From what little I know about the book, I don’t understand the fuss. Apparently it revolves around some standard-issue religious conspiracy hoo-hah involving the secret life of Jesus and Mary Magdalene. Okay, I can understand that this is stepping on the hooves of some sacred cows, so to speak. For some reason, it seems to have inspired serious discussion of the topic among church groups, which just strikes me as odd, something akin to the American Bar Association debating the merits of the latest John Grisham legal potboiler.

My own personal peeve about the book–which again, I haven’t read and clearly don’t know enough about to have an informed opinion–is that it’s one of those shaggy dog stories in which seemingly innocuous details are really deliberately planted pieces of an insanely complex puzzle leading to a dark secret and/or great treasure. In this case, it turns out that Leonardo Da Vinci was leaving coded messages in his great works of art, which is, of course, something that artists do all the time. (It’s a well-known fact that in Renoir’s 1876 painting, A Girl with a Watering Can, the phrase “I loves me some cheese” can be seen spelled out in flower petals.)

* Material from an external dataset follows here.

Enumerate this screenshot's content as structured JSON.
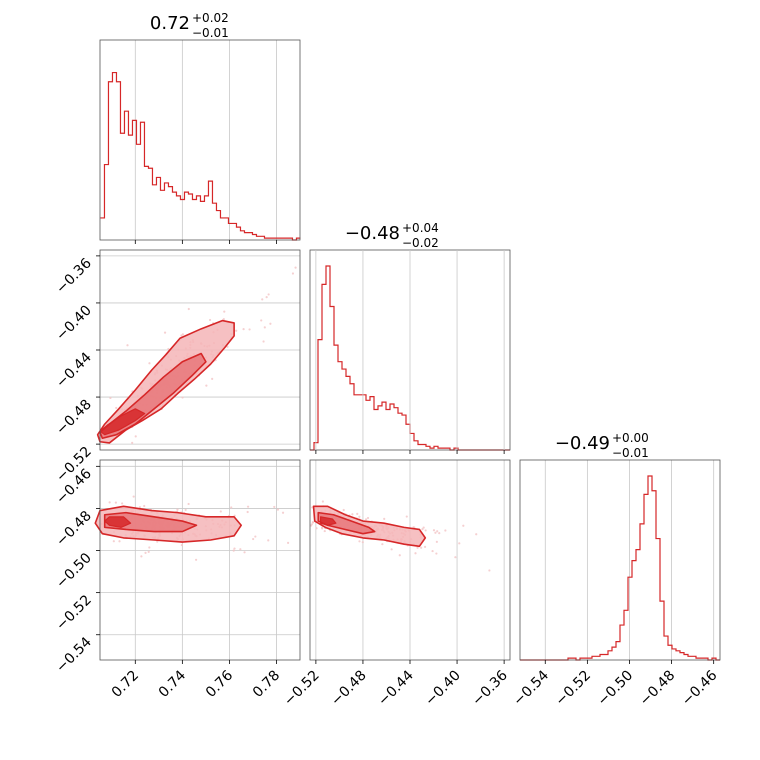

It’s similar to that Bible Code craze from a few years back, in which it was declared that hidden, prophetic words can be found in the King James Version by picking out every twelfth letter or somesuch. Why? Because it’s likely that people writing a religious text would want to hide their prophecies. Never mind that you can find seemingly significant words in any large hunk of text if you try hard enough. (For example, I’m sure that you can find the word “moonbat” in the above paragraph with the right algorithmic sequence. Go ahead, keep trying. Let me know what you come up with.)

[The movie National Treasure, which is not, not I tell you, an attempt to rip off The Da Vinci Code, also deals with coded messages concealed within well-known items: here, the Declaration of Independence and the dollar bill. Trivia: Every time a commercial for National Treasure comes on our TV, my wife shouts, “Will you please be quiet?! The dollar bill is trying to talk!” I don’t think that they actually said that in the film, but it’s still funny.]

Stories like The Da Vinci Code turn the entire world into one big John Edward “cold reading” session: if you really, really want, you can score enough “hits” off random bits of information to convince yourself that you really are receiving messages that no one but you–and possibly Dan Brown–can understand. There’s a word for that, and it ain’t Mona Lisa.